Fed up with years of waiting for Apple to implement anti-spam measures for iPhones, India’s telecom regulator TRAI threatened in July to ban iPhones from the country’s cellular networks if Apple didn’t approve a government-developed Do Not Disturb app by January 2019. With that deadline fast approaching, an Apple spokesperson in India has confirmed that the app become available today in the iOS App Store.
The app, titled TRAI DND – Do Not Disturb, promises to help Indian consumers curb unwanted phone calls and text messages — an issue that has become hugely problematic within the country. Reports have suggested that the average person receives upwards of 10 unwanted calls and messages in a given day, which the app combats by letting users join a “do not disturb” registry and allowing them to report unwanted contacts.
India’s government tackled the problem years ago with its initial release of DND, which Google allowed into its Google Play Store back in 2016, and the country updated the app to version 2.0 earlier this year.

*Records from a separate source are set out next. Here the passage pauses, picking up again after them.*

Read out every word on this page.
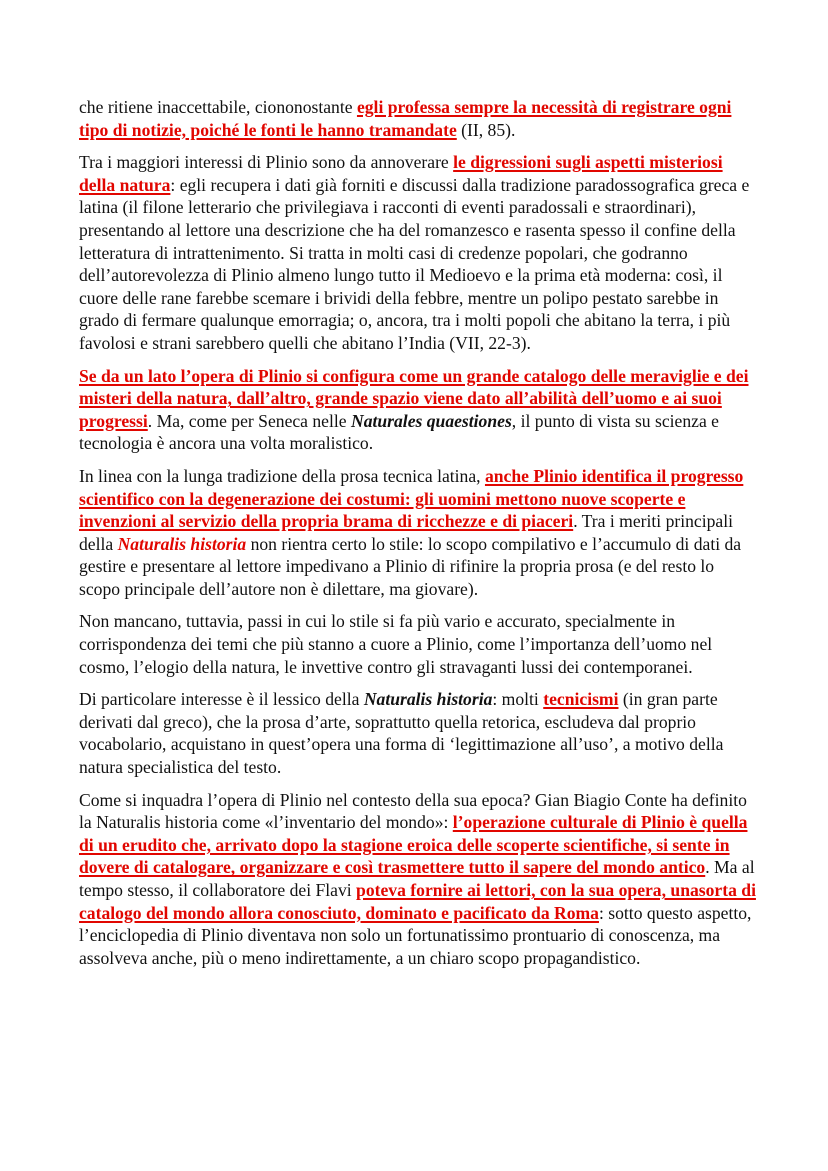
che ritiene inaccettabile, ciononostante egli professa sempre la necessità di registrare ogni tipo di notizie, poiché le fonti le hanno tramandate (II, 85).

Tra i maggiori interessi di Plinio sono da annoverare le digressioni sugli aspetti misteriosi della natura: egli recupera i dati già forniti e discussi dalla tradizione paradossografica greca e latina (il filone letterario che privilegiava i racconti di eventi paradossali e straordinari), presentando al lettore una descrizione che ha del romanzesco e rasenta spesso il confine della letteratura di intrattenimento. Si tratta in molti casi di credenze popolari, che godranno dell’autorevolezza di Plinio almeno lungo tutto il Medioevo e la prima età moderna: così, il cuore delle rane farebbe scemare i brividi della febbre, mentre un polipo pestato sarebbe in grado di fermare qualunque emorragia; o, ancora, tra i molti popoli che abitano la terra, i più favolosi e strani sarebbero quelli che abitano l’India (VII, 22-3).

Se da un lato l’opera di Plinio si configura come un grande catalogo delle meraviglie e dei misteri della natura, dall’altro, grande spazio viene dato all’abilità dell’uomo e ai suoi progressi. Ma, come per Seneca nelle Naturales quaestiones, il punto di vista su scienza e tecnologia è ancora una volta moralistico.

In linea con la lunga tradizione della prosa tecnica latina, anche Plinio identifica il progresso scientifico con la degenerazione dei costumi: gli uomini mettono nuove scoperte e invenzioni al servizio della propria brama di ricchezze e di piaceri. Tra i meriti principali della Naturalis historia non rientra certo lo stile: lo scopo compilativo e l’accumulo di dati da gestire e presentare al lettore impedivano a Plinio di rifinire la propria prosa (e del resto lo scopo principale dell’autore non è dilettare, ma giovare).

Non mancano, tuttavia, passi in cui lo stile si fa più vario e accurato, specialmente in corrispondenza dei temi che più stanno a cuore a Plinio, come l’importanza dell’uomo nel cosmo, l’elogio della natura, le invettive contro gli stravaganti lussi dei contemporanei.

Di particolare interesse è il lessico della Naturalis historia: molti tecnicismi (in gran parte derivati dal greco), che la prosa d’arte, soprattutto quella retorica, escludeva dal proprio vocabolario, acquistano in quest’opera una forma di ‘legittimazione all’uso’, a motivo della natura specialistica del testo.

Come si inquadra l’opera di Plinio nel contesto della sua epoca? Gian Biagio Conte ha definito la Naturalis historia come «l’inventario del mondo»: l’operazione culturale di Plinio è quella di un erudito che, arrivato dopo la stagione eroica delle scoperte scientifiche, si sente in dovere di catalogare, organizzare e così trasmettere tutto il sapere del mondo antico. Ma al tempo stesso, il collaboratore dei Flavi poteva fornire ai lettori, con la sua opera, unasorta di catalogo del mondo allora conosciuto, dominato e pacificato da Roma: sotto questo aspetto, l’enciclopedia di Plinio diventava non solo un fortunatissimo prontuario di conoscenza, ma assolveva anche, più o meno indirettamente, a un chiaro scopo propagandistico.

But Apple wouldn’t allow the app to be released to iOS users, citing privacy concerns, though it agreed to cooperate on a version of the app that wouldn’t share a user’s call or message logs with Indian authorities.
It’s unclear whether the version of DND released in the App Store implements additional privacy protections beyond what was originally devised by TRAI. The registration process appears to leverage the SMS/Call Reporting framework Apple recently introduced into iOS, tying reporting directly into the Phone and Messages applications, and sharing only specific spam content with authorities. After users select spam calls or messages, DND will auto-create complaint text messages and send them to the appropriate carrier for processing, at no charge.